Posted on July 13, 2020

Hardin County – Six Water Quality Extension Associates are working in northwest Ohio through a three-year grant to provide services in the western Lake Erie basin.

The Water Quality Extension Associates are supported through partnerships with the USDA Natural Resources Conservation Service (NRCS) and Cargill.

Serving Hardin County is Boden Fisher, who also has responsibilities in Hancock and Putnam Counties.

The goal of this program is to engage farmers and their trusted advisors in new production strategies, technologies, and best management practices to improve fertilizer use efficiency and farm profitability while promoting soil health and reducing nutrient and sediment losses within the western Lake Erie basin.

Through education, outreach, and demonstrations highlighting the benefits of practices, it is hoped to encourage widespread practice adoption and sustained practice implementation. In order to achieve the program’s goals, help and cooperation is needed with learning about the unique challenges that face area farmers; finding partners interested in adopting new technologies and conservation practices along with understanding their potential water quality, soil health and agronomic benefits; and identifying potential sites for on-farm applied research trials and case studies.

Program staff will provide assistance with soil test interpretation, new tri-state fertilizer recommendations, and use of On Field Ohio online decision tool for estimating phosphorus losses. They will also provide consultation on nutrient management practices and technology, including in-field and remote sensing technologies, modern planting and fertilizer application equipment, use of drones for field scouting, mobile applications to support field operations, and data storage and retrieval programs.

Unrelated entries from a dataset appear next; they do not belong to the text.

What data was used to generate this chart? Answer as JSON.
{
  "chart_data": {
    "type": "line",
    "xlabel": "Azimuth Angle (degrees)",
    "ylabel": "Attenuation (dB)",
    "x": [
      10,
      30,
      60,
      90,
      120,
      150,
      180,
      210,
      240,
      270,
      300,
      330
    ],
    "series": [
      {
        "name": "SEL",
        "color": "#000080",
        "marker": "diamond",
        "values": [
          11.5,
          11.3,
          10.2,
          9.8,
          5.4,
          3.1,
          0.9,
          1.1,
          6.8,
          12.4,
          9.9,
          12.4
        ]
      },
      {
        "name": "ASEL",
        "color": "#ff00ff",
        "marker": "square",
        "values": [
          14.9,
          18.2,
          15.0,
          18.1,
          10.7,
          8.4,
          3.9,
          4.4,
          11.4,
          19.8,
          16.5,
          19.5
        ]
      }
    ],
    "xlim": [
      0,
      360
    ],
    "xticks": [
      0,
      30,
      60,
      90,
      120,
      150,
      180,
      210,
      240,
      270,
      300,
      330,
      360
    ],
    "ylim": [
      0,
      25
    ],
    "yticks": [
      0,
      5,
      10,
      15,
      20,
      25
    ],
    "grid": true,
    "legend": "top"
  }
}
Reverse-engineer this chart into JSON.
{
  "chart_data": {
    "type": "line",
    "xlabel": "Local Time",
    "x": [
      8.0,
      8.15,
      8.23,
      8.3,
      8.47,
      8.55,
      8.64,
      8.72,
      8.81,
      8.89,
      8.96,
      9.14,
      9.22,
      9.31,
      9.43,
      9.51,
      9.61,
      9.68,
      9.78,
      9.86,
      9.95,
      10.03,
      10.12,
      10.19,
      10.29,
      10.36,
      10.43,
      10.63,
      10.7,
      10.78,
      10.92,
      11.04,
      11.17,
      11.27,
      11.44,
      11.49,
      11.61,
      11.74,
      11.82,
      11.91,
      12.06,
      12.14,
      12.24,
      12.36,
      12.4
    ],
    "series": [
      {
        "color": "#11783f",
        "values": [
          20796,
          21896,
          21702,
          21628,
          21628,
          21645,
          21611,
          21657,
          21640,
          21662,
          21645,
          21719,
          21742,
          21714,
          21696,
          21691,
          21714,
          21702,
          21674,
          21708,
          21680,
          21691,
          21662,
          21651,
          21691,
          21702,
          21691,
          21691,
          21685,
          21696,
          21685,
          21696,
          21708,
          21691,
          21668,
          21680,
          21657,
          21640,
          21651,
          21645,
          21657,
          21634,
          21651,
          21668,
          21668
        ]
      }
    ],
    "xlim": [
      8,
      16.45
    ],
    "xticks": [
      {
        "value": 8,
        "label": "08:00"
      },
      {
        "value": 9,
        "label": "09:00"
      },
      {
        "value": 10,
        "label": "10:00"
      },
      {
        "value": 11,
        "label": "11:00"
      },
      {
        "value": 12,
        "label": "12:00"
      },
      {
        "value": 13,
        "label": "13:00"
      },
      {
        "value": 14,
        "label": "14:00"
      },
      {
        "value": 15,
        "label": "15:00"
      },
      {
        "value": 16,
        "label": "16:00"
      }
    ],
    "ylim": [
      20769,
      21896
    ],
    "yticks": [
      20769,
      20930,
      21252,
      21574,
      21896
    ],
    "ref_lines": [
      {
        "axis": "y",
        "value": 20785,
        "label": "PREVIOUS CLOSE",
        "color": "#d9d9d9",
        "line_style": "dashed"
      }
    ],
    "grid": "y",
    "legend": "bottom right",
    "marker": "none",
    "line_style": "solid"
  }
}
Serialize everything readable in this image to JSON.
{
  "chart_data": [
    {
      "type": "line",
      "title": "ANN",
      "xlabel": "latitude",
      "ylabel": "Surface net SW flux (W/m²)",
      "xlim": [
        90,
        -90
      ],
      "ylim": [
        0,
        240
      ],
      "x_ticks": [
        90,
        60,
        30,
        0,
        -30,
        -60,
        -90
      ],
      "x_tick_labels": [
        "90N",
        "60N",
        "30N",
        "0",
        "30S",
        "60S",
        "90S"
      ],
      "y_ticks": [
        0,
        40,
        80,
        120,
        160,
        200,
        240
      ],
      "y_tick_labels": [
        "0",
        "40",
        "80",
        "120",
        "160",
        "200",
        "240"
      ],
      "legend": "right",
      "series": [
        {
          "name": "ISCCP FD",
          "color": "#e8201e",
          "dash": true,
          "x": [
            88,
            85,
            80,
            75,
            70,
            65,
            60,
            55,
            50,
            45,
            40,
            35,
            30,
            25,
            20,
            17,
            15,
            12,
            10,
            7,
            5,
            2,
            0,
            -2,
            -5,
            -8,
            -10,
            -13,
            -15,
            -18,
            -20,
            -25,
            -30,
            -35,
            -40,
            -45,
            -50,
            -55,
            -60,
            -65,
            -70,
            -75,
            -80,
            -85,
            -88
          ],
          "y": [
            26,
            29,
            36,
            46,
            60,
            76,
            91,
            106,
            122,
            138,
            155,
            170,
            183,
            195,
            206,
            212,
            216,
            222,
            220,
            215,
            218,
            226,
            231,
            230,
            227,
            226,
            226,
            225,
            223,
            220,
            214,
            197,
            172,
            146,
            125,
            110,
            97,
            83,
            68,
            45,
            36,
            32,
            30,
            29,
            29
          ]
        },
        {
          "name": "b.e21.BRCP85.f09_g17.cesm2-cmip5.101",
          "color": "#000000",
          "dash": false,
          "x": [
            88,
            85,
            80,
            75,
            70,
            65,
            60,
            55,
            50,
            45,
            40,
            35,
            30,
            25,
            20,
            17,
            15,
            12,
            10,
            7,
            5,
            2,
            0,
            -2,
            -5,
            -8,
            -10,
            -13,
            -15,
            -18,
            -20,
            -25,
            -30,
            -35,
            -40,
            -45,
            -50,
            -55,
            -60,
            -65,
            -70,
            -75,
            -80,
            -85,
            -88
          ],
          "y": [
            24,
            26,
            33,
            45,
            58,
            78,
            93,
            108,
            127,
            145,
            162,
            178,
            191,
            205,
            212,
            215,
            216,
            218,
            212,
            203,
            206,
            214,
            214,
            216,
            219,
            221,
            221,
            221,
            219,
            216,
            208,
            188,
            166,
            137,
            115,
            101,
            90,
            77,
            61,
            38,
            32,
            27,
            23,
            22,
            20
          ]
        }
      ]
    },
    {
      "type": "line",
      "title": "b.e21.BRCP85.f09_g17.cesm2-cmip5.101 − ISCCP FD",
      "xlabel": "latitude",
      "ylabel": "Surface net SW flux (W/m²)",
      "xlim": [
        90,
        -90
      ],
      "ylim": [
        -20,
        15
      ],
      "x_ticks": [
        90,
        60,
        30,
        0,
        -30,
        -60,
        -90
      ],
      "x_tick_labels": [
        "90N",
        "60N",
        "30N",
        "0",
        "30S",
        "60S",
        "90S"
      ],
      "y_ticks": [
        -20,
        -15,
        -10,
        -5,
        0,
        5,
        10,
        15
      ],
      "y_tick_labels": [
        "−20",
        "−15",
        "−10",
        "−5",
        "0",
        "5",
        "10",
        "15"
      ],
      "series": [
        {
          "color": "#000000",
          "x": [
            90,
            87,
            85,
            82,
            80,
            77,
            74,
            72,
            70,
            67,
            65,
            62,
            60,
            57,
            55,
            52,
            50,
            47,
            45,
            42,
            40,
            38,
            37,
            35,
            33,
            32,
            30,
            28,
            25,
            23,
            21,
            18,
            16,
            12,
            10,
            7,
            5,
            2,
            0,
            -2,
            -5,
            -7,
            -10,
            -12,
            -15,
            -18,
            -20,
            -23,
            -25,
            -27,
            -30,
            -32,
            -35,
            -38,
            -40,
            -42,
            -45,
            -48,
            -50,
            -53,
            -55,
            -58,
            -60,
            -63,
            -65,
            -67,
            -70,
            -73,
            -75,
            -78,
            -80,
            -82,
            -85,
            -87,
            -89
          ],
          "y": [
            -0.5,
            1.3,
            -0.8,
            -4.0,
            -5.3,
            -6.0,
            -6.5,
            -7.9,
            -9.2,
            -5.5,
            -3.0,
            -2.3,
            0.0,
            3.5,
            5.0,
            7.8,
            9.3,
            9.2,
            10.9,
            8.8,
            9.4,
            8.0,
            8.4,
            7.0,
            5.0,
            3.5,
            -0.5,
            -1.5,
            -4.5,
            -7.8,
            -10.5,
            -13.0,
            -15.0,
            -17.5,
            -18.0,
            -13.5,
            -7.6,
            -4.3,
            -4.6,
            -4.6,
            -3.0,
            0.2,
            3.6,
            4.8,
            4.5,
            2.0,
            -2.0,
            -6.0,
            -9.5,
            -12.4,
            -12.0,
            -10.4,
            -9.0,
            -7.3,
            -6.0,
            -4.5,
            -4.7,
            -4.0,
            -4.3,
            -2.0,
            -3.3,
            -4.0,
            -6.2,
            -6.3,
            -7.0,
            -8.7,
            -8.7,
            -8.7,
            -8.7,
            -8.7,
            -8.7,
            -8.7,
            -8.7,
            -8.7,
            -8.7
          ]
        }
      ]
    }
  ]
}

Providing guidance on best management practice selection and implementation including managing cover crops for success will also be a priority of program staff in addition to understanding manure nutrient content and utilization as a resource while promoting soil health and reducing water quality impacts. Other priorities of work include identifying low return on investment (ROI) areas that may be appropriate for conversion to conservation practices; generating cost-return data for conservation and nutrient management practices; and referral to shared community resources and funding opportunities.

Boden Fisher has a B.S. in Agriculture with a major in Agronomy from The Ohio State University. He has a background in research and retail agriculture, with interest in farm profitability/return on investment, soil retention and health, economic fertilizer use, cropping systems and rotations. Fisher is working in cooperation with the local OSU Extension and NRCS offices. He can be reached at fisher.1466@osu.edu or (419) 523-6294.

Water Quality Extension Associates work as a team with faculty, extension specialists, and educators to bring current information, applied research, and resources to the agricultural community.